The truth about the suburbs

It's worse than you think

And now for a spin of our bitterness wheel. This week the pointer stops at: The Suburbs.

Maybe you saw the recent Inquirer story (Oct. 19) about the plight of young workers living outside the city: "The new suburbanites," it was called, written by Monica Yant. (If you didn't see that, maybe you saw Dan Rottenberg's October 30th Forum column about Yant's Inquirer story. And if you didn't see that, God help you.)

"Single professionals are following the jobs," the Inquirer headline said. "The problem is...there's little to do after work." The story then detailed the troubles young folks face just piecing together something which in dim light resembles a social life.

"I'm in the middle of nowhere," said Abby Register, 22, of Royersford, shortly before her arrest by the Royersford Chamber of Commerce.

"When I go out, it's with either my roommates or people from work," said Pete Gamble, 25, who works in Berwyn. "We're in our own group. You can't avoid it."

Yes, we've heard this story before--partly. We've heard how businesses flee the city, taking with them their tax base and those vigorous, talented men and women who keep them rolling. But we've seldom heard the story from the workers' side. We city dwellers have bewailed the city's loss of population to the suburbs. Yet we always assumed that most people left because the suburbs are nicer places to live. We never considered it might be like having your toe nails pulled out.

Well, there they are: all those single 20-something professionals, alone in their vinyl-sided condos, their big-screen TVs burning brightly in the night. Think of them attending corporate picnics organized by their employers to ward off terminal boredom. Look at them going to socials and wearing company T-shirts. Think of them playing ice-breaker games, attaching their sticky name tags ('HELLO, My Name Is Bob') and standing in a circle to sing "Kum Bai Ya."

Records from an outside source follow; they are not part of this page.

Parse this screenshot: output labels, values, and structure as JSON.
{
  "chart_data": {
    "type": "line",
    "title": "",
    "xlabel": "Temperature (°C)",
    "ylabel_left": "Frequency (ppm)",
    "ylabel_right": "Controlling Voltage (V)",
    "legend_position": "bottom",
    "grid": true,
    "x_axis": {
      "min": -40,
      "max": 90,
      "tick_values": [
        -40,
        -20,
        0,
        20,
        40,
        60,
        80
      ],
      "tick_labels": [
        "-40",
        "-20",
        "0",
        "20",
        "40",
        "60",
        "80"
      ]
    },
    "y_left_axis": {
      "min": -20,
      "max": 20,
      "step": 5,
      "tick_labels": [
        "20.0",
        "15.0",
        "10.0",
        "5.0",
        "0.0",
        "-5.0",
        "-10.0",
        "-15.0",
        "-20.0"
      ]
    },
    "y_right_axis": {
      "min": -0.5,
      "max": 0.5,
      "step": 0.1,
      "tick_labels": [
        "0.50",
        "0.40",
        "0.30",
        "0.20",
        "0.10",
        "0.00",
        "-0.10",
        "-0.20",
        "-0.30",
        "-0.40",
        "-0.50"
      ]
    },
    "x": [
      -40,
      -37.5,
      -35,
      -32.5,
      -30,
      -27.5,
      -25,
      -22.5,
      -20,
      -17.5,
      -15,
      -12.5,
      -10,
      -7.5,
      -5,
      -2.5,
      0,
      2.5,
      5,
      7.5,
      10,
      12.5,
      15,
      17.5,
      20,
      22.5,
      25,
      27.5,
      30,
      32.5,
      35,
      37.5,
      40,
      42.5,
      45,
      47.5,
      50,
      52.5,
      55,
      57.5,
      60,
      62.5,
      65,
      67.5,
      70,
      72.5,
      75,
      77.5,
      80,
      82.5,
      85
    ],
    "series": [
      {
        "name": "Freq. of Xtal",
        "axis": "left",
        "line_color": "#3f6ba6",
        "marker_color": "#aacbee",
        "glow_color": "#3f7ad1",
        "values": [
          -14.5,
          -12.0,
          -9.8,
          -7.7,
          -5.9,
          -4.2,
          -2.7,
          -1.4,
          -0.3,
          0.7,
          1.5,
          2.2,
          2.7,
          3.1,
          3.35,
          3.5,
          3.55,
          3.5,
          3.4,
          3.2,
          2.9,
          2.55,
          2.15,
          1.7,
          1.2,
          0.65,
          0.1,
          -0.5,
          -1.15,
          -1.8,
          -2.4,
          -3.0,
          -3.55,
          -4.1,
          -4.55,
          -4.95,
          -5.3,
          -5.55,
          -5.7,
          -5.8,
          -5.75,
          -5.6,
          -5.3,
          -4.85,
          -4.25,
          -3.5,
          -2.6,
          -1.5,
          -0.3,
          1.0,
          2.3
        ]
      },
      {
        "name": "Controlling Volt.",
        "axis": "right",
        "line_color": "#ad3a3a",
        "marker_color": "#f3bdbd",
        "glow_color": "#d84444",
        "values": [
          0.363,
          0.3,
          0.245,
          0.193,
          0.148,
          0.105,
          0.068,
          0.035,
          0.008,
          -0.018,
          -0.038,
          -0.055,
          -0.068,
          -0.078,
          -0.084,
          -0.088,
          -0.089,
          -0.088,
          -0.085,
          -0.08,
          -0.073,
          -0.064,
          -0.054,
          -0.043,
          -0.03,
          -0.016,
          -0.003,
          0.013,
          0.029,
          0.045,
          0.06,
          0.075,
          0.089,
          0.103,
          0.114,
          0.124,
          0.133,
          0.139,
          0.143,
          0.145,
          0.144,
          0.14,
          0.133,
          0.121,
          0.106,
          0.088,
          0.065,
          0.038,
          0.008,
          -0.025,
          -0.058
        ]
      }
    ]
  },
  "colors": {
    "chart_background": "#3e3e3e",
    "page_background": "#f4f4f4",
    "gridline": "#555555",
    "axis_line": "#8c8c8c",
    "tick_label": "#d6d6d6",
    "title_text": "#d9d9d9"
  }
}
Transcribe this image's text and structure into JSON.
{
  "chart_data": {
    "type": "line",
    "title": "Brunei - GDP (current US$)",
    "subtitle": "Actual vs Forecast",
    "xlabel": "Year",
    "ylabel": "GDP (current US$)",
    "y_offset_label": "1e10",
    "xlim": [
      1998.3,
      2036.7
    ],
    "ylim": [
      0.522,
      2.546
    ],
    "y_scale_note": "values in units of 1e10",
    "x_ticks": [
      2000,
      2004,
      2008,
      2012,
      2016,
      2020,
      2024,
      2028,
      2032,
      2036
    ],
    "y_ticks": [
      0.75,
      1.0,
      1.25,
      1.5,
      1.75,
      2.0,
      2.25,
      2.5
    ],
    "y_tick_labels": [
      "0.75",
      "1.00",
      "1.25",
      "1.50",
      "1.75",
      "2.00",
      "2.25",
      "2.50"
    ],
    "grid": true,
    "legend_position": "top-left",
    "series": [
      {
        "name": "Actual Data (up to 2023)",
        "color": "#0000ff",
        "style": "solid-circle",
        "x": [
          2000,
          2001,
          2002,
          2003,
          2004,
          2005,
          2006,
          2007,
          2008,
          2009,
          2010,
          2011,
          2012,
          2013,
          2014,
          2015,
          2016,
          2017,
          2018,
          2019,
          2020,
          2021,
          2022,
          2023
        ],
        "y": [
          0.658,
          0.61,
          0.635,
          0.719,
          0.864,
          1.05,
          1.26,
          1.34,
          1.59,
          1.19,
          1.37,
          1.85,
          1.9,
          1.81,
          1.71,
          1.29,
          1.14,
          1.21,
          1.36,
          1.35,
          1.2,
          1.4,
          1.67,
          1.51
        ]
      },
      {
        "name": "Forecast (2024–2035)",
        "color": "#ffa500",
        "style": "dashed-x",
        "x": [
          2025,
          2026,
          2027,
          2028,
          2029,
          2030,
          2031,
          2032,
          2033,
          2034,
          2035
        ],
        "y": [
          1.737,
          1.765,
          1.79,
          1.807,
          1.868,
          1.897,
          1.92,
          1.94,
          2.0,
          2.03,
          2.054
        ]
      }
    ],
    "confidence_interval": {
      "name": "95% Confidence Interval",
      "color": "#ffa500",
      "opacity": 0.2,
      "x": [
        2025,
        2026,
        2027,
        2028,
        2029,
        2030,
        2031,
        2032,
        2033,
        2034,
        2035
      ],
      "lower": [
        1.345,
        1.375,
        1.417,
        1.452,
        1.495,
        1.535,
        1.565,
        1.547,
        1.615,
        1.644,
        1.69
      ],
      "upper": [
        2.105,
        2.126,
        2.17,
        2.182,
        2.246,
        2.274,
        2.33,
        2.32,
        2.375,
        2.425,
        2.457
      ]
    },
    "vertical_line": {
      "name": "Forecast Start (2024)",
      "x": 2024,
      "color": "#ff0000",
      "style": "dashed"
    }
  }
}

Pardon me. I must dab away a tear....

Naturally, when you read a heart-rending story like this, your first reaction is: hahahahahahahahhahahahahahahahahahaha haw haw haw. No, seriously, what I mean to say--ha hahahahahahahahahahahah. No, I don't mean to sound insensitive. That is not your first reaction at all. Your first reaction is: What on earth did these people expect?

Dan Rottenberg, that scourge of the suburbs, has never actually lived in one. I have, so I speak from experience. I grew up in Linwood, New Jersey, a wetlands community that started out as a town and slowly became a suburb. (What city it became a suburb of was never quite clear. It wasn't near any city, but it sure did sprawl like a suburb.) After which it was dead, dead, dead.

I know it was dead because you could shoot a canon down the main road and hit nothing but Wawas. Which would have been fine, except that canon shooting was technically illegal, so even that amusement was closed to you. And sooner or later you'd run out of Wawas.

Now, peace and quiet would be fine if they weren't accompanied by extreme brain decay. But something happens to your mind when you move to the suburbs. Suddenly you worry you may have to speak to people when you go outdoors. You may have to draw near to them and decide what expression to wear. The space between your car and front door begins to look like wilderness. What happens if you see someone?

Don't mistake the suburbs for a simpler life. Suburbs destroy simplicity. The tiniest errand becomes an expedition of key-gathering and car-driving, car-parking, store-searching. Not to mention those uncomfortable encounters with others.

Don't mistake the suburbs for a more outdoorsy life, either. Not with the near-complete absence of pedestrian spaces, and the more important absence of any reason to go outside.

Some of these towns do have pedestrian spaces--carefully manufactured. Yet if you sit near them and watch, you'll see the locals passing each other in serene silence, each pretending to walk alone. Emphatic indifference. A conspiracy of seclusion. Isolation from the inside.

I don't know what suburbanites fear, really. Perhaps they're afraid they'll be audited by gangs of desperado accountants.

Now, what should we do about all those isolated suburbanites?

Nothing.

It behooves as compassionate human beings to take the only humanitarian course available in this matter: Let's keep these people the hell out of the city. Life is too short to dance with dullards.

Or maybe we could sell trips to the city the way we'd market health-club memberships. Invent something called the Philadelphia Phun and Social Club, and actually charge young professionals to hang out in front of the Art Museum for a day. Our marketing slogan: 'All juiced up no where to dash? Come to the city.'

Or if we really want those young folks back, try this suggestion. Let them languish in the burbs for a while and see that life is better in the city. Then let them screw their suburban jobs and little comfy condos and come back where they can have some fun. If we attracted enough kids, sooner or later the businesses would follow them, I'm convinced.

Do it now, kids. Phone in your two-week notice. You're too young for the nursing home.